Aşağıda Cengiz Çandar’ın pazar günkü Radikal’de çıkan yazısından
kısa bir alıntı yer alıyor.
* * *
Ömer Faruk Gergerlioğlu ve bir grup İslami aydın ve kalem,
www.sessizkalmamakgerek.com adlı bir internet sitesinde anlamlı bir
imza kampanyasına önayak oldular. İmza kampanyası için öngörülen
metin basit ve sadeydi:
“Gazetecilik mesleğini ifa etmekten öte bir ‘suçları’ bulunmayan ve
ülkemizde bulunduğu ölçüde ifade özgürlüğü sınırları çerçevesinde
yazıp-konuşmaya devam eden, Sayın Cengiz Çandar, Hasan Cemal, Ali
Bayramoğlu’yla ilgili olarak başlatılan, 28 Şubat döneminin
andıçlarından farklı bir mahiyet arzetmeyen kampanyaları şiddetle
kınıyoruz. Kamuoyunu ve yetkilileri bu nevi üreten kişi ve
kuruluşlara karşı tavır almaya davet ediyoruz.”
İlk imza, Ömer Faruk Gergerlioğlu’na aitti.
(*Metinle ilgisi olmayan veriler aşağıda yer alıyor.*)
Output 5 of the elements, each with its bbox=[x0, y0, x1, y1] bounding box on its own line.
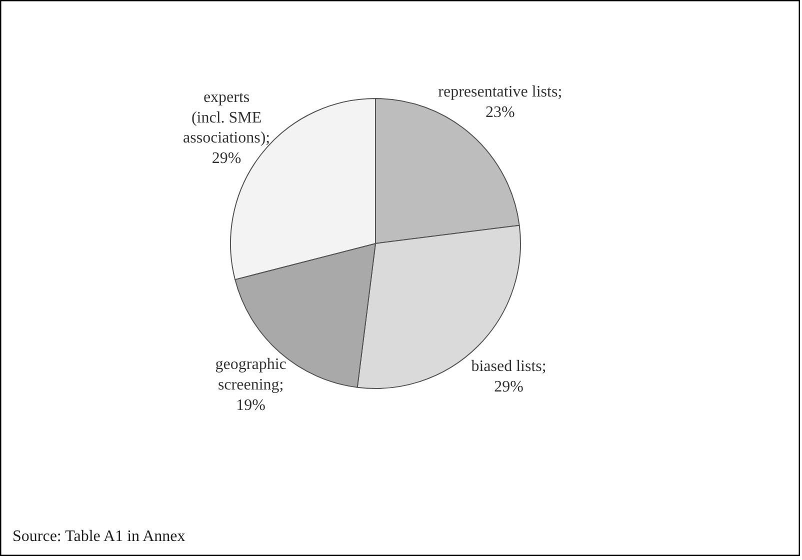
slice-label: experts (incl. SME associations); 29% bbox=[183, 88, 270, 168]
slice-label: representative lists; 23% bbox=[438, 83, 562, 121]
source-note: Source: Table A1 in Annex bbox=[12, 528, 186, 545]
slice-label: biased lists; 29% bbox=[471, 358, 546, 396]
slice-label: geographic screening; 19% bbox=[215, 356, 286, 414]
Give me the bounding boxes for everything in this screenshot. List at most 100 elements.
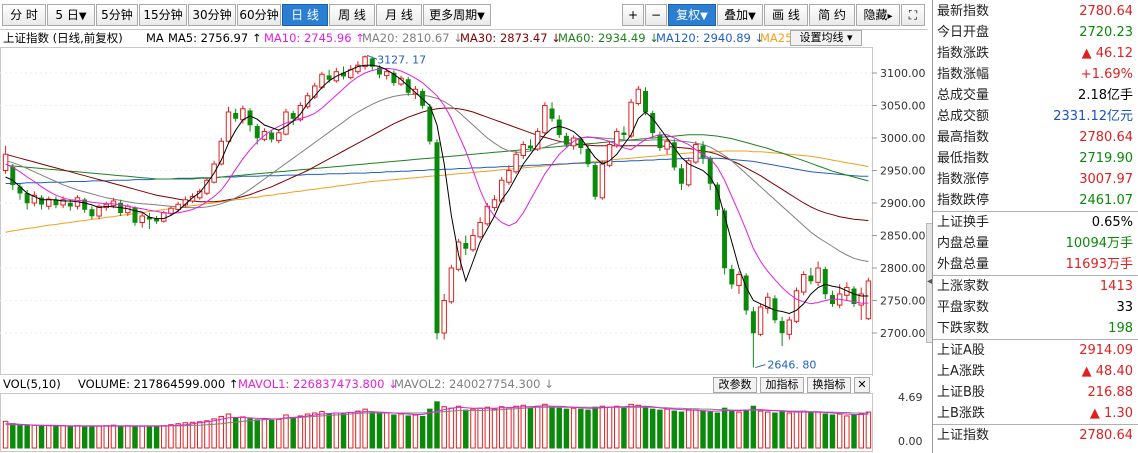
volume-bar bbox=[247, 418, 253, 449]
ma-settings-button[interactable]: 设置均线 ▾ bbox=[790, 30, 862, 46]
volume-bar bbox=[822, 413, 828, 449]
volume-bar bbox=[204, 420, 210, 449]
volume-bar bbox=[304, 413, 311, 449]
tab-weekly[interactable]: 周 线 bbox=[329, 4, 375, 26]
volume-bar bbox=[283, 414, 289, 449]
draw-line-button[interactable]: 画 线 bbox=[764, 4, 808, 26]
candle bbox=[60, 196, 66, 209]
candle bbox=[628, 99, 634, 138]
volume-bar bbox=[89, 426, 95, 449]
volume-bar bbox=[434, 401, 440, 449]
tab-60min[interactable]: 60分钟 bbox=[237, 4, 281, 26]
mavol1-line bbox=[5, 405, 869, 427]
chevron-down-icon: ▼ bbox=[700, 11, 708, 22]
candle bbox=[606, 141, 613, 168]
candle bbox=[441, 294, 447, 340]
zoom-out-button[interactable]: − bbox=[645, 4, 667, 26]
tab-monthly[interactable]: 月 线 bbox=[376, 4, 422, 26]
mavol2-value: MAVOL2: 240027754.300 ↓ bbox=[394, 377, 554, 391]
candle bbox=[678, 164, 684, 190]
quote-label: 总成交量 bbox=[937, 88, 990, 103]
quote-value: 2780.64 bbox=[1079, 130, 1133, 145]
simple-mode-button[interactable]: 简 约 bbox=[809, 4, 855, 26]
volume-bar bbox=[117, 425, 124, 449]
candle bbox=[534, 128, 541, 151]
period-toolbar: 分 时 5 日▼ 5分钟 15分钟 30分钟 60分钟 日 线 周 线 月 线 … bbox=[0, 0, 928, 30]
price-tick-label: 2750.00 bbox=[880, 295, 926, 308]
volume-bar bbox=[793, 411, 800, 449]
candle bbox=[391, 70, 397, 86]
volume-bar bbox=[139, 425, 145, 449]
candle bbox=[592, 162, 598, 200]
mavol1-value: MAVOL1: 226837473.800 ↓ bbox=[238, 377, 398, 391]
volume-bar bbox=[376, 413, 383, 449]
collapse-arrow-icon: ◀ bbox=[927, 276, 935, 287]
candle bbox=[463, 235, 469, 255]
volume-bar bbox=[290, 417, 296, 449]
candle bbox=[722, 208, 728, 275]
volume-bar bbox=[635, 404, 642, 449]
volume-bar bbox=[268, 419, 275, 449]
candle bbox=[269, 130, 275, 143]
volume-bar bbox=[10, 423, 16, 449]
quote-value: ▲ 48.40 bbox=[1081, 364, 1133, 379]
volume-bar bbox=[606, 406, 613, 449]
volume-bar bbox=[2, 420, 9, 449]
volume-bar bbox=[772, 412, 778, 449]
volume-bar bbox=[592, 406, 598, 449]
quote-label: 最高指数 bbox=[937, 130, 990, 145]
close-icon[interactable]: ✕ bbox=[854, 377, 870, 393]
volume-bar bbox=[261, 418, 268, 449]
edit-params-button[interactable]: 改参数 bbox=[713, 377, 757, 393]
candle bbox=[362, 55, 368, 70]
tab-5min[interactable]: 5分钟 bbox=[96, 4, 138, 26]
volume-bar bbox=[419, 415, 426, 449]
quote-label: 最新指数 bbox=[937, 4, 990, 19]
candle bbox=[434, 139, 440, 340]
ma10-line bbox=[5, 67, 869, 305]
volume-bar bbox=[649, 408, 656, 449]
volume-bar bbox=[441, 406, 447, 449]
volume-axis-top-label: 4.69 bbox=[898, 393, 923, 404]
volume-chart[interactable]: 4.69 0.00 bbox=[0, 393, 926, 453]
volume-bar bbox=[736, 411, 742, 449]
adjust-price-button[interactable]: 复权▼ bbox=[668, 4, 716, 26]
quote-label: 上B涨跌 bbox=[937, 406, 985, 421]
candle bbox=[46, 196, 52, 210]
price-tick-label: 3050.00 bbox=[880, 100, 926, 113]
tab-5day[interactable]: 5 日▼ bbox=[47, 4, 95, 26]
volume-bar bbox=[347, 412, 354, 449]
volume-bar bbox=[800, 410, 807, 449]
volume-bar bbox=[369, 411, 376, 449]
quote-label: 上证A股 bbox=[937, 343, 985, 358]
volume-bar bbox=[38, 425, 45, 449]
volume-bar bbox=[60, 425, 66, 449]
candle bbox=[851, 286, 857, 307]
volume-bar bbox=[405, 415, 411, 449]
quote-row: 上证B股 216.88 bbox=[933, 382, 1138, 403]
hide-button[interactable]: 隐藏▸ bbox=[856, 4, 900, 26]
candle bbox=[635, 86, 642, 106]
volume-bar bbox=[53, 425, 59, 449]
tab-more-periods[interactable]: 更多周期▼ bbox=[423, 4, 491, 26]
candle bbox=[2, 145, 9, 174]
volume-bar bbox=[46, 425, 52, 449]
fullscreen-button[interactable]: ⛶ bbox=[901, 4, 925, 26]
volume-bar bbox=[362, 408, 368, 449]
switch-indicator-button[interactable]: 换指标 bbox=[807, 377, 851, 393]
tab-30min[interactable]: 30分钟 bbox=[188, 4, 236, 26]
volume-bar bbox=[779, 411, 785, 449]
overlay-button[interactable]: 叠加▼ bbox=[717, 4, 763, 26]
tab-daily[interactable]: 日 线 bbox=[282, 4, 328, 26]
candle bbox=[319, 71, 325, 90]
quote-label: 指数涨停 bbox=[937, 172, 990, 187]
volume-bar bbox=[146, 426, 153, 449]
zoom-in-button[interactable]: + bbox=[622, 4, 644, 26]
tab-15min[interactable]: 15分钟 bbox=[139, 4, 187, 26]
add-indicator-button[interactable]: 加指标 bbox=[760, 377, 804, 393]
volume-bar bbox=[815, 411, 821, 449]
candlestick-chart[interactable]: 3100.00 3050.00 3000.00 2950.00 2900.00 2850.… bbox=[0, 47, 926, 376]
tab-intraday[interactable]: 分 时 bbox=[2, 4, 46, 26]
volume-bar bbox=[829, 414, 836, 449]
candle bbox=[542, 102, 548, 135]
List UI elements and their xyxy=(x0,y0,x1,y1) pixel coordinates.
Ne var ki, bu iki
haftalık süreçte Ömer Faruk Gergerlioğlu medyadaki işini
kaybetti.
Şimdi, medyanın cibilliyetini merak ediyorum; insan hakları
mücahidi Ömer Faruk Gergerlioğlu koca Türkiye medyasında
yazabileceği bir mekan bulabilecek mi?
Ve, merak ediyorum; tıpkı eski Roma Konsüllerinin bir parmak
hareketiyle gladyatörlerin kaderini belirlemesi gibi, “bir parmak
hareketiyle” gazetelerin, televizyonların başına hesapta olmayan
kişileri geçiriveren, eski mazlum Başbakan Tayyip Erdoğan, en az
kendisi kadar dindar, eski Mazlum-Der Başkanı Ömer Faruk
Gergerlioğlu’nun medyadan yok edilmesine göz yumacak mı?